In other configurations, a turboexpander is used to provide cooling of the feed gas for high recovery of propane or ethane. Possible configurations are described, for example, in US Pat. No. 4,278,457 and US Pat. No. 4,854,955, Cat 11 e! A1., in US patent No. 5953935, McEegsoy e! A1., in US patent No. 6244070, ESH! A1., or in US patent No. 5890377, Eodya. Although such configurations can provide at least several advantages over other processes, they typically require modifications to the turbo-expanders and changes in operating conditions when the units are switched from propane recovery to ethane recovery or vice versa, or when the composition of the feed gas changes from time. These known configurations are typically designed to operate within a narrow range of feed gas compositions and inlet pressures using propane cooling. In most cases, high recovery levels are also limited by CO2 freezing in the methane stripping column, and propane recovery will drop in most cases when operating in ethane recovery mode.

Various configurations are known to reduce cooling requirements in which an additional depleted reflux stream is sent to a methane stripping column as described in AO04065868L2 and AO04080936L1. Ra! E1. Similarly, in document AO2007 / 001669L2. Rishap e! A1., an apparatus is described in which a recirculated residual gas stream is used to control the temperature of an ethanoic distillation column to increase ethane recovery. Similarly, Mac e! a1. (AO2007 / 014069L2) are talking about using a stream of recirculated residual gas and depleted cold feed gas to provide increased extraction of ethane. Alternatively, as described in U.S. Pat. No. 6,116,050 to Wao, a combined reflux with a residual gas and a head product of an ethanol distillation column is used in the head product of a methanol distillation column, and a double irrigation scheme using residual gas and head product of an ethanol distillation column is presented in AO2007 / 014209L2, Bsgoyeyeg e! a1. Although such plants advantageously reduce energy consumption and increase the recovery of C ₂ components, at least to some extent, they still have serious disadvantages. The most significant is that all or almost all of these configurations require relatively

- 1 017240 fixed composition of the feed gas and, as a rule, suffer from a lack of flexibility when a change in ethane recovery is required.

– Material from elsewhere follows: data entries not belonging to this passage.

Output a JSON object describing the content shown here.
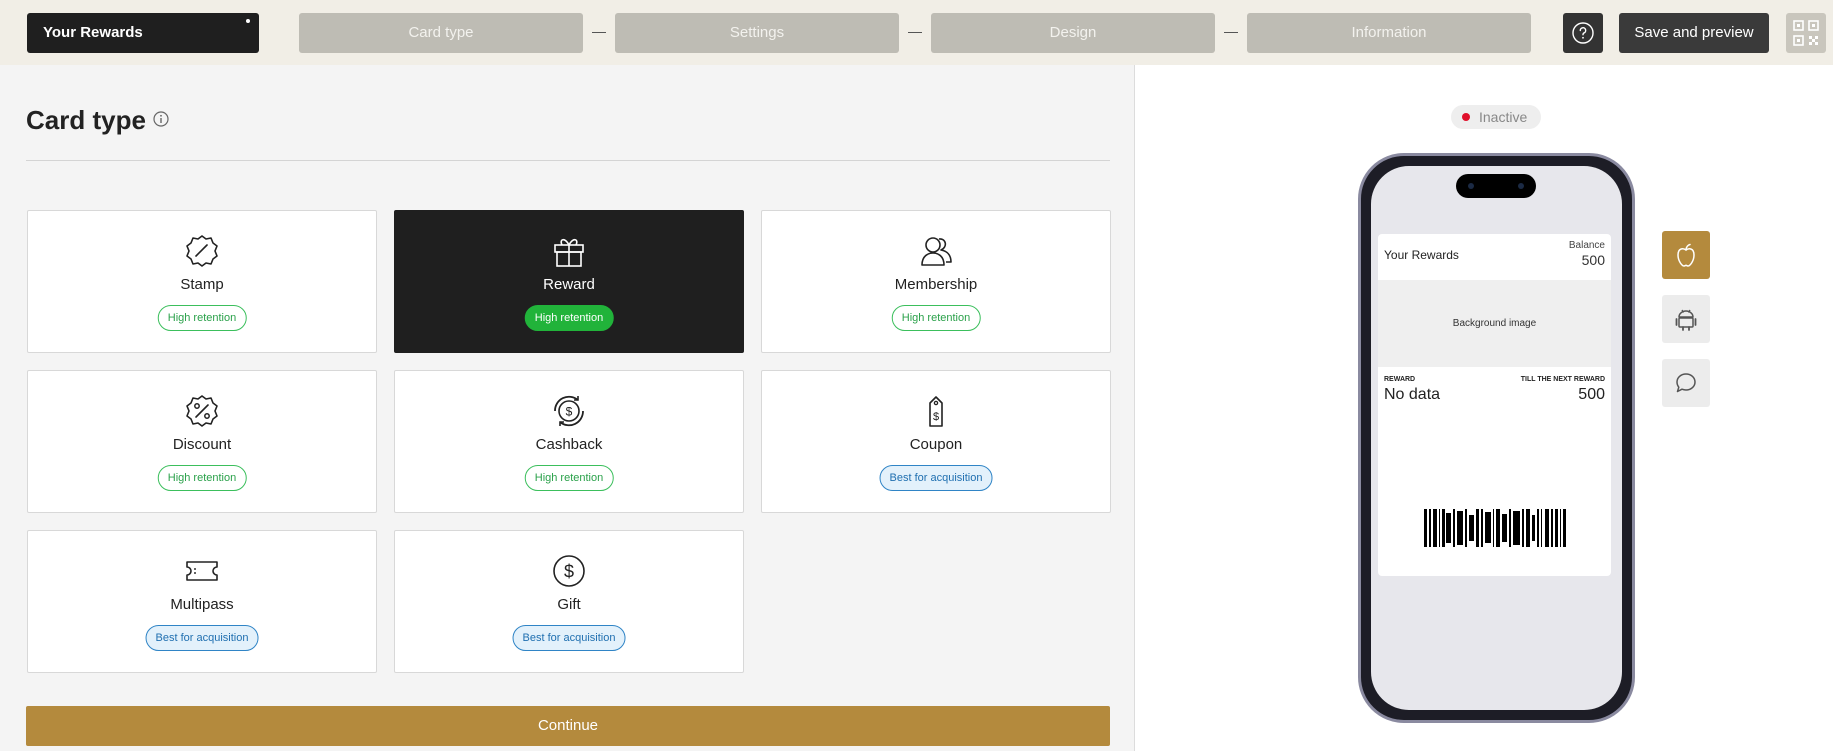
{
  "header": {
    "card_name": "Your Rewards",
    "steps": [
      "Card type",
      "Settings",
      "Design",
      "Information"
    ],
    "help_icon": "question-circle-icon",
    "save_label": "Save and preview",
    "qr_icon": "qr-code-icon"
  },
  "main": {
    "title": "Card type",
    "title_icon": "info-icon",
    "cards": [
      {
        "label": "Stamp",
        "badge": "High retention",
        "badge_style": "green",
        "icon": "stamp-icon",
        "selected": false
      },
      {
        "label": "Reward",
        "badge": "High retention",
        "badge_style": "green",
        "icon": "gift-box-icon",
        "selected": true
      },
      {
        "label": "Membership",
        "badge": "High retention",
        "badge_style": "green",
        "icon": "users-icon",
        "selected": false
      },
      {
        "label": "Discount",
        "badge": "High retention",
        "badge_style": "green",
        "icon": "percent-badge-icon",
        "selected": false
      },
      {
        "label": "Cashback",
        "badge": "High retention",
        "badge_style": "green",
        "icon": "cashback-icon",
        "selected": false
      },
      {
        "label": "Coupon",
        "badge": "Best for acquisition",
        "badge_style": "blue",
        "icon": "price-tag-icon",
        "selected": false
      },
      {
        "label": "Multipass",
        "badge": "Best for acquisition",
        "badge_style": "blue",
        "icon": "ticket-icon",
        "selected": false
      },
      {
        "label": "Gift",
        "badge": "Best for acquisition",
        "badge_style": "blue",
        "icon": "dollar-coin-icon",
        "selected": false
      }
    ],
    "continue_label": "Continue"
  },
  "preview": {
    "status": "Inactive",
    "status_color": "#e0102b",
    "pass": {
      "name": "Your Rewards",
      "balance_label": "Balance",
      "balance_value": "500",
      "background_text": "Background image",
      "field1_label": "REWARD",
      "field1_value": "No data",
      "field2_label": "TILL THE NEXT REWARD",
      "field2_value": "500"
    },
    "platform_buttons": [
      {
        "icon": "apple-icon",
        "active": true
      },
      {
        "icon": "android-icon",
        "active": false
      },
      {
        "icon": "chat-bubble-icon",
        "active": false
      }
    ]
  },
  "colors": {
    "accent": "#b48a3d",
    "dark": "#1f1f1f",
    "green_badge": "#21b33a",
    "blue_badge": "#1f6fb0"
  }
}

In order to cope with at least some of the problems associated with a lack of flexibility in relation to ethane recovery levels while maintaining a high level of propane recovery, a configuration is proposed for the double irrigation process described in US Pat. No. 7,051,553, Mac s1 a1. of which the first column receives two reflux streams: one reflux stream contains the steam portion of the HCL, and the other reflux stream contains depleted reflux provided by the head product of the second distillation column. Although such a process is beneficial for varying ethane extraction levels to meet ethane market demand, it still requires external cooling and turbo expansion to cool the feed gas in order to maintain a high extraction level.

Thus, various configurations and methods for recovering gas condensate liquids are known, and all or almost all of them suffer from one or more disadvantages. Therefore, there remains a need to develop methods and configurations for enhanced recovery of gas condensate liquids.

Summary of the invention

The present invention is devoted to configurations and methods for recovering HCG from natural gas using a first column that can receive alternating reflux streams and using a recycle residual gas stream either to form a depleted cold reflux stream or to provide cooling for the feed gas cooler. The head product of the second column is then used as a feed gas stream or a reflux stream of the first column. It should be noted that in such configurations and methods, the reflux stream is selected depending on the desired recovery of GC.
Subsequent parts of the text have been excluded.